Kini bagai ada sesuatu yang hilang dari dirinya, bahkan jalannya agak terbungkuk dan mengeluh susah tidur. Dia mengalami malam yang buruk terutama mulai Minggu sampai Senin setelah peristiwa dia terperangkap bersama pria yang ceriwis itu dalam lift selama dua puluh menit. Senin pagi, saat ia lama duduk dalam keadaan telanjang bulat disanggah dua tangan yang dingin direntangkan di antara kedua kaki, ia terkejut mengingat hari sudah berganti lagi dan ia harus memakai kemeja, celana panjang, kaus kaki—semua benda yang menyerap keringat dan debu—dan dia membayangkan seekor anjing pudel sirkus yang air mukanya begitu menyedihkan, memprihatinkan karena harus didandani seperti manusia. Sebagian kemalasannya oleh keadaannya yang sedang menganggur. Dia tidak mempunyai pekerjaan tetap saat ini, sementara uangnya, uang yang ditabungnya sepanjang musim dingin lalu, tidak lebih dari dua ratus Mark, padahal tiga bulan terakhir ini biaya hidup semakin tinggi.

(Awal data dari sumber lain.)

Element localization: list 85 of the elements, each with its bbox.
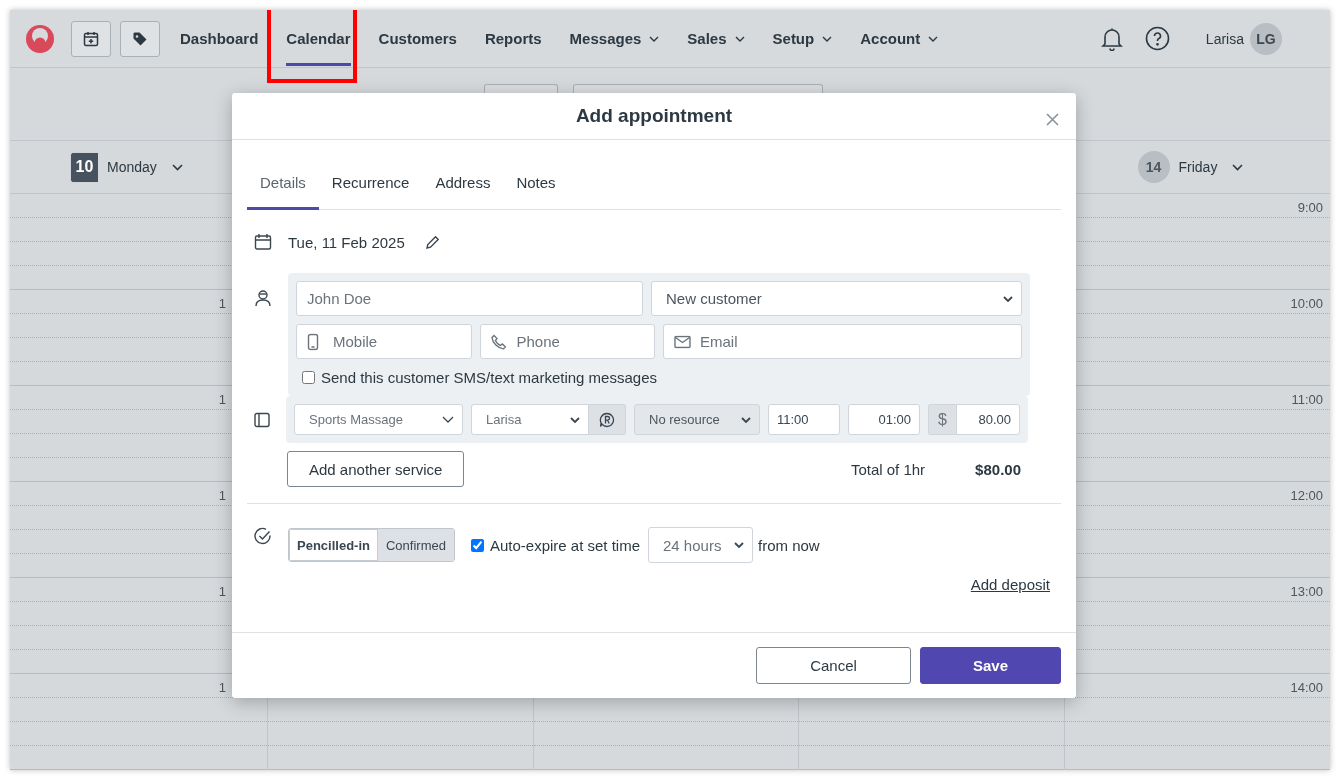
check-circle-icon (254, 527, 272, 545)
chevron-icon[interactable] (1232, 163, 1244, 171)
logo-icon[interactable] (25, 23, 55, 54)
chevron-icon[interactable] (171, 163, 183, 171)
calendar-plus-icon (82, 29, 100, 48)
chevron-icon (822, 35, 833, 42)
time-label: 12:00 (1290, 488, 1323, 503)
day-name[interactable]: Friday (1178, 159, 1218, 175)
nav-link[interactable]: Dashboard (180, 10, 273, 67)
status-toggle[interactable]: Pencilled-in (289, 529, 378, 561)
day-number: 14 (1137, 151, 1170, 183)
sms-consent-label: Send this customer SMS/text marketing messages (321, 369, 657, 386)
calendar-icon (254, 233, 272, 251)
email-field[interactable]: Email (663, 324, 1022, 359)
checkbox[interactable] (302, 371, 315, 384)
day-name[interactable]: Monday (107, 159, 157, 175)
chevron-icon (442, 416, 454, 423)
cancel-button[interactable]: Cancel (756, 647, 911, 684)
nav-link[interactable]: Account (846, 10, 953, 67)
start-time-field[interactable]: 11:00 (768, 404, 840, 435)
chevron-icon (649, 35, 660, 42)
day-number: 10 (70, 151, 98, 183)
currency-symbol: $ (928, 404, 956, 435)
user-avatar[interactable]: LG (1250, 22, 1282, 55)
chevron-icon (741, 416, 751, 423)
nav-link[interactable]: Calendar (272, 10, 365, 67)
tag-button[interactable] (120, 20, 160, 57)
time-label: 10:00 (1290, 296, 1323, 311)
time-label: 9:00 (1297, 200, 1323, 215)
time-label: 1 (218, 392, 226, 407)
mobile-field[interactable]: Mobile (296, 324, 472, 359)
checkbox[interactable] (470, 538, 484, 552)
person-icon (254, 289, 272, 307)
tag-icon (132, 30, 148, 47)
nav-link[interactable]: Sales (673, 10, 759, 67)
chevron-icon (570, 416, 580, 423)
time-label: 14:00 (1290, 680, 1323, 695)
user-name: Larisa (1205, 30, 1244, 47)
chevron-icon (1003, 295, 1013, 302)
dialog-title: Add appointment (575, 105, 733, 127)
help-icon[interactable] (1144, 26, 1170, 51)
staff-request-button[interactable] (589, 404, 626, 435)
tab[interactable]: Notes (503, 166, 569, 210)
customer-name-field[interactable]: John Doe (296, 281, 643, 316)
add-deposit-link[interactable]: Add deposit (970, 576, 1050, 593)
add-appointment-button[interactable] (71, 20, 111, 57)
tab[interactable]: Address (422, 166, 504, 210)
close-icon[interactable] (1046, 113, 1059, 126)
time-label: 11:00 (1291, 392, 1323, 407)
nav-link[interactable]: Reports (470, 10, 556, 67)
time-label: 1 (218, 296, 226, 311)
tab[interactable]: Details (247, 166, 319, 210)
nav-link[interactable]: Customers (364, 10, 471, 67)
appointment-date: Tue, 11 Feb 2025 (288, 233, 405, 251)
sidebar-panel-icon (254, 411, 270, 428)
total-price: $80.00 (975, 460, 1021, 478)
time-label: 1 (218, 488, 226, 503)
chevron-icon (734, 542, 744, 548)
nav-link[interactable]: Messages (555, 10, 674, 67)
expiry-suffix: from now (758, 536, 820, 554)
envelope-icon (674, 335, 691, 348)
expiry-select[interactable]: 24 hours (648, 527, 753, 563)
status-toggle[interactable]: Confirmed (377, 529, 454, 561)
mobile-phone-icon (307, 333, 319, 350)
staff-select[interactable]: Larisa (471, 404, 589, 435)
add-service-button[interactable]: Add another service (287, 451, 465, 487)
auto-expire-label: Auto-expire at set time (489, 536, 640, 554)
chevron-icon (928, 35, 939, 42)
total-label: Total of 1hr (850, 460, 926, 478)
time-label: 1 (218, 680, 226, 695)
chevron-icon (734, 35, 745, 42)
duration-field[interactable]: 01:00 (848, 404, 920, 435)
service-select[interactable]: Sports Massage (294, 404, 463, 435)
phone-field[interactable]: Phone (479, 324, 655, 359)
pencil-icon[interactable] (424, 234, 440, 250)
request-icon (599, 411, 615, 428)
nav-link[interactable]: Setup (758, 10, 847, 67)
save-button[interactable]: Save (920, 647, 1061, 684)
time-label: 1 (218, 584, 226, 599)
price-field[interactable]: 80.00 (956, 404, 1020, 435)
bell-icon[interactable] (1100, 26, 1123, 51)
customer-type-select[interactable]: New customer (651, 281, 1022, 316)
time-label: 13:00 (1290, 584, 1323, 599)
tab[interactable]: Recurrence (318, 166, 423, 210)
phone-icon (490, 333, 507, 350)
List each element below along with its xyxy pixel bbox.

Gara-gara kenangan akan Maria itu, hubungan Ganin dengan pacar barunya yang bernama Lyudmilla Borisovna semakin renggang. Dipenuhi perasaan bosan dan malu, Ganin menangkap kelembutan yang palsu—kehangatan cinta yang dulu dirasakannya lenyap sudah—yang membuatnya harus mencium bibir pacarnya itu tanpa perasaan. Bahkan, suara hatinya semakin lantang berteriak menyuruhnya untuk segera menjauhi Lyudmilla. Akhirnya, mereka pun berpisah.

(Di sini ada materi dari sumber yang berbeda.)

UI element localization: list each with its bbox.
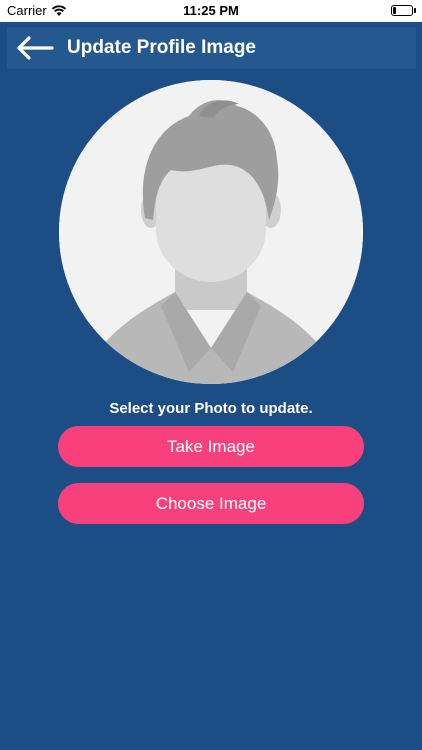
battery-level [393, 7, 396, 14]
status-bar: Carrier 11:25 PM [0, 0, 422, 22]
default-user-silhouette-icon [59, 80, 363, 384]
select-photo-prompt: Select your Photo to update. [109, 400, 313, 417]
arrow-left-icon [17, 36, 54, 60]
app-bar: Update Profile Image [7, 27, 416, 69]
back-button[interactable] [13, 27, 57, 69]
profile-avatar[interactable] [59, 80, 363, 384]
page-title: Update Profile Image [67, 37, 256, 58]
status-time: 11:25 PM [183, 3, 239, 18]
battery-icon [391, 5, 416, 16]
choose-image-button[interactable]: Choose Image [58, 483, 364, 524]
take-image-button[interactable]: Take Image [58, 426, 364, 467]
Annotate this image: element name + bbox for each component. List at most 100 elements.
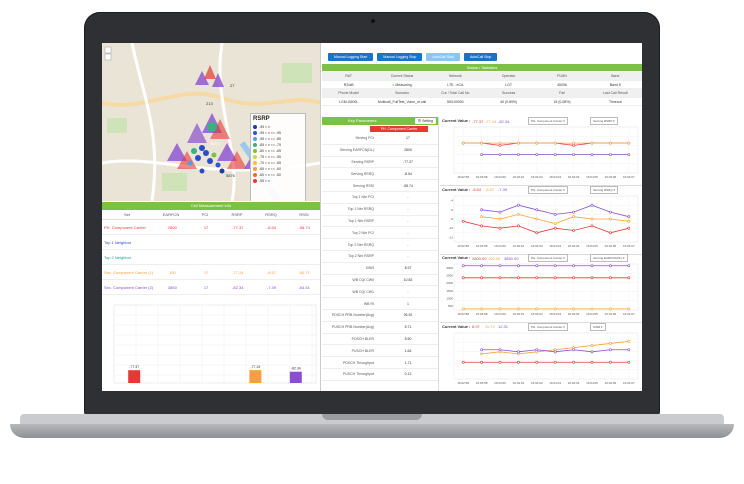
status-cell: Scenario (375, 89, 429, 98)
metric-dropdown[interactable]: Serving RSRQ ▾ (590, 185, 619, 194)
status-cell: Success (481, 89, 536, 98)
key-param-name: PDSCH BLER (351, 336, 374, 341)
logging-button-2[interactable]: AutoCall Start (426, 53, 460, 61)
series-point (480, 223, 484, 227)
logging-button-1[interactable]: Manual Logging Stop (377, 53, 423, 61)
time-tick-label: 16:04:05 (586, 244, 598, 248)
legend-label: -75 < x <= -55 (259, 155, 281, 159)
carrier-dropdown-label: PH. Component Carrier (531, 256, 563, 260)
cell-rssi (288, 250, 320, 265)
series-point (480, 307, 484, 311)
series-point (627, 276, 631, 280)
cell-pci: 17 (191, 265, 221, 280)
series-point (461, 141, 465, 145)
y-tick-label: 2500 (446, 274, 453, 278)
series-point (608, 341, 612, 345)
key-param-name: Serving RSSI (352, 183, 374, 188)
series-point (590, 217, 594, 220)
current-value: -77.24 (485, 118, 497, 124)
series-point (572, 228, 576, 232)
bar (289, 371, 302, 383)
key-param-value: -8.54 (404, 171, 412, 176)
key-param-row: WB CQI CW0 10.63 (322, 275, 438, 287)
series-point (535, 230, 539, 234)
cell-set: Top 2 Neighbor (102, 250, 154, 265)
rsrp-legend: RSRP -95 < x -95 < x <= -95 -95 < x <= -85… (250, 113, 306, 201)
series-point (517, 307, 520, 311)
y-tick-label: -4 (450, 198, 453, 202)
cell-header: RSSI (288, 211, 320, 220)
metric-dropdown[interactable]: SINR ▾ (590, 322, 606, 331)
metric-dropdown[interactable]: Serving RSRP ▾ (590, 117, 618, 125)
series-point (608, 276, 612, 280)
metric-dropdown-label: Serving EARFCN(DL) (593, 256, 623, 260)
map-view[interactable]: 27 213 5874 5876 RSRP -95 < x -95 < x <= … (102, 43, 320, 201)
logging-button-3[interactable]: AutoCall Stop (463, 53, 498, 61)
key-param-row: Top 1 Nbr RSRP - (322, 216, 438, 228)
cell-pci (191, 250, 221, 265)
carrier-dropdown[interactable]: PH. Component Carrier ▾ (528, 185, 568, 194)
pcc-badge[interactable]: PH. Component Carrier (370, 126, 428, 132)
trend-plot: 16:02:58 16:03:58 16:04:00 16:04:01 16:04:02… (453, 126, 639, 179)
series-point (608, 141, 612, 145)
table-row: Top 1 Neighbor (102, 235, 320, 250)
cell-set: Top 1 Neighbor (102, 235, 154, 250)
series-point (590, 360, 594, 364)
series-point (572, 141, 576, 145)
key-param-value: - (407, 289, 409, 294)
status-cell: ● Measuring (375, 81, 429, 89)
carrier-dropdown[interactable]: PH. Component Carrier ▾ (528, 254, 568, 262)
status-cell: Last Call Result (588, 89, 642, 98)
key-param-name: PDSCH Throughput (342, 360, 374, 365)
series-point (553, 153, 557, 157)
time-tick-label: 16:04:00 (494, 244, 506, 248)
cell-earfcn (153, 235, 192, 250)
cell-rssi: -58.74 (288, 220, 320, 235)
series-point (517, 264, 520, 268)
series-point (608, 210, 612, 214)
status-cell: R2/aB (322, 81, 376, 89)
key-param-name: WB CQI CW1 (352, 289, 374, 294)
key-param-value: 2800 (404, 148, 412, 153)
series-point (461, 307, 465, 311)
key-param-row: PDSCH Throughput 1.71 (322, 357, 438, 369)
status-cell: 40 (0.89%) (481, 98, 536, 106)
series-point (553, 226, 557, 230)
cell-label-4: 5876 (226, 173, 236, 178)
carrier-dropdown[interactable]: PH. Component Carrier ▾ (528, 322, 568, 331)
series-point (608, 307, 612, 311)
time-tick-label: 16:02:58 (457, 312, 469, 316)
time-tick-label: 16:03:58 (476, 312, 488, 316)
time-tick-label: 16:04:04 (568, 244, 580, 248)
series-point (627, 360, 631, 364)
status-cell: LGT (481, 81, 536, 89)
key-param-name: Top 1 Nbr RSRP (348, 218, 374, 223)
time-tick-label: 16:04:03 (549, 312, 561, 316)
metric-dropdown[interactable]: Serving EARFCN(DL) ▾ (590, 254, 628, 262)
series-point (535, 347, 539, 351)
series-point (553, 212, 557, 216)
cell-info-title: Cell Measurement Info (102, 202, 320, 210)
trend-chart: Current Value : -8.54 -8.57 -7.39 PH. Compon… (440, 185, 642, 255)
chevron-down-icon: ▾ (562, 187, 565, 192)
series-point (480, 141, 484, 145)
logging-button-0[interactable]: Manual Logging Start (328, 53, 374, 61)
carrier-dropdown-label: PH. Component Carrier (531, 324, 563, 329)
legend-label: -85 < x <= -75 (259, 143, 281, 147)
y-tick-label: 1500 (446, 289, 453, 293)
y-tick-label: 1000 (446, 297, 453, 301)
current-value-label: Current Value : (442, 118, 471, 123)
bar-value-label: -77.37 (129, 365, 139, 369)
time-tick-label: 16:04:00 (494, 381, 506, 385)
carrier-dropdown[interactable]: PH. Component Carrier ▾ (528, 117, 568, 125)
cell-rsrp (220, 250, 255, 265)
series-point (498, 143, 502, 147)
series-point (627, 347, 631, 351)
series-point (590, 307, 594, 311)
cell-pci: 17 (191, 220, 221, 235)
series-point (627, 141, 631, 145)
cell-earfcn: 3850 (153, 280, 192, 295)
key-param-row: Serving PCI 17 (322, 133, 438, 145)
key-param-value: 26.92 (403, 313, 413, 318)
setting-button[interactable]: ☰ Setting (414, 118, 436, 124)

Di kamar pondokannya di Berlin, ingatan Ganin mundur beberapa tahun ke belakang. ketika dia berumur 16 dan baru sembuh dari sakit tifus di St Petersburg, Rusia tahun 1915. Siapa lagi kalau bukan Maria yang dia kenang dan bayangkan.

"Alis matanya indah dan selalu bergerak-gerak, keaslian yang menyiratkan kehangatan terutama di bagian pipinya. Lubang hidungnya yang mengembang setiap kali ia bicara, tertawa kecil-kecil saat mengisap air dari batang rumput. Gaya bicaranya cepat dan beraksen kental, dengan deru napasnya, dan lekukan lehernya yang menggetarkan." (hal. 110)

Dalam novel ini, Vladimir Nabokov tidak menghadirkan cinta melalui saluran fisik dan dalam bentuk vulgar nan erotis, tetapi menggunakan saluran elektrik atau kejiwaan. Oleh karena itu, jika pembaca perempuan penasaran bagaimana perasaan pasangannya ketika dilanda kerinduan, sosok Ganin cukup memberikan jawaban yang mewakili lelaki pada umumnya.

Ketika kenangan cinta menjadi duri yang menusuk-nusuk di hati dan meracuni sistem kerja otak kiri, dia merasa perjumpaan khayalannya dengan Maria dan perjumpaan sesungguhnya seperti saling berbaur dan menyatu, karena sebagai sesosok makhluk hidup, sosoknya merupakan khayalan yang tak pernah terputus.

"Transisi sederhana dari hasrat menjadi aksi sepertinya jadi satu keajaiban yang tak terjangkau." (hal. 43)

Pondokan

Jika diberi kesempatan oleh sang pengarang untuk mengusulkan judul selain Maria, saya akan menyodorkan kata "pondokan". Kehidupan di pondokan bergaya Rusia menjadi warna tersendiri bagi buku ini. Nabokov memotret sekelompok pendatang asal Rusia di Berlin pada 1924.

Pondokan berkamar enam di dekat rel kereta api—yang membuat Ganin merasa kamarnya seperti diterobos setiap kali kereta lewat—itu dimiliki oleh janda tua bernama Lydia Nikolaevna yang digambarkan sangat pelit dan merasakan semacam getaran kenikmatan sekaligus kebanggaan yang  bila berhasil menghemat seseuatu, yang terlihat jelas dari caranya mendistribusikan perabot-perabot usangnya.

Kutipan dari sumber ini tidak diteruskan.